Flowlyze supports two ways to ingest data from sources: active (pull) and passive (push). Both let you acquire, normalize, and process data consistently across the platform.

Overview

There are two ingestion modes:

  • Active (pull): Flowlyze fetches data from sources on a schedule or on demand.
  • Passive (push): sources send events/messages to endpoints exposed by Flowlyze.

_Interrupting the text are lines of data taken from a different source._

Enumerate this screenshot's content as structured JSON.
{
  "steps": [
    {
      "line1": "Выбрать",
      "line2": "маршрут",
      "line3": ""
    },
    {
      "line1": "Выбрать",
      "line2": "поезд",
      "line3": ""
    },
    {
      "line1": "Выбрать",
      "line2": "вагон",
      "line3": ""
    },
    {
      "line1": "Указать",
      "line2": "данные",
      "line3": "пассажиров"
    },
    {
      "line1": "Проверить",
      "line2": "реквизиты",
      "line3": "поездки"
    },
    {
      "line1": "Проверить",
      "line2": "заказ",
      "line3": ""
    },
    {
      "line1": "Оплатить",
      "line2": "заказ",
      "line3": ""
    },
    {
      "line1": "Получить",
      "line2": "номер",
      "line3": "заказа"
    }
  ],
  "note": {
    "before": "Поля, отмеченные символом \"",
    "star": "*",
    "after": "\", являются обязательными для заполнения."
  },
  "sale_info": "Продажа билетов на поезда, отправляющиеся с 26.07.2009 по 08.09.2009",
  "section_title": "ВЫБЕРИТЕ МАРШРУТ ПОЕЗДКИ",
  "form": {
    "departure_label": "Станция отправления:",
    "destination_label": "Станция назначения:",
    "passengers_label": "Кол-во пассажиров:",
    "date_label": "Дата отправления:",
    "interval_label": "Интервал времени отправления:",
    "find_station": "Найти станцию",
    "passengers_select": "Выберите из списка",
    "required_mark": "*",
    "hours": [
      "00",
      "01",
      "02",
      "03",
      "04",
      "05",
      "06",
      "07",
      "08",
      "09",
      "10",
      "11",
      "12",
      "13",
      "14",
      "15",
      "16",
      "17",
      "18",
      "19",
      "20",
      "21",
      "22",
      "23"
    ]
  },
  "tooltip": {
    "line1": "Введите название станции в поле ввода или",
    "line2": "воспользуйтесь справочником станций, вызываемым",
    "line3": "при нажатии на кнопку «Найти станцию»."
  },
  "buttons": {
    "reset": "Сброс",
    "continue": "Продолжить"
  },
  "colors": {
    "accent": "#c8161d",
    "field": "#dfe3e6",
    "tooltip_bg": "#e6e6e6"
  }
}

In both cases, data is acquired, normalized, and sent through the same transformation and validation pipelines.

Active Mode (pull)

On a schedule or on demand (via API or manual action in the UI), Flowlyze pulls data from the source and loads it into the internal database. Subsequent processing follows the rules defined in the flow (pipelines, transformations, validations).

Typical sources

  • Standard API connectors (REST/JSON)
  • Relational/NoSQL databases
  • Flat files (e.g., CSV) from local storage or FTP/SFTP

Use cases

  • Every night at 00:00: import a CSV file from an FTP location
  • Every hour: read a table from an operational database

When configuring a Source, you can define a global recurrence using a cron expression.
This lets you precisely schedule how often the source should run (every minute, hourly, daily, or at specific times).

You can also specify the integration type used by Flowlyze (e.g., REST API, database, file system, webhook) so that the Source behavior fits the flow requirements.

All Cron Expression times are in UTC (independent of user locale or tenant default time zone).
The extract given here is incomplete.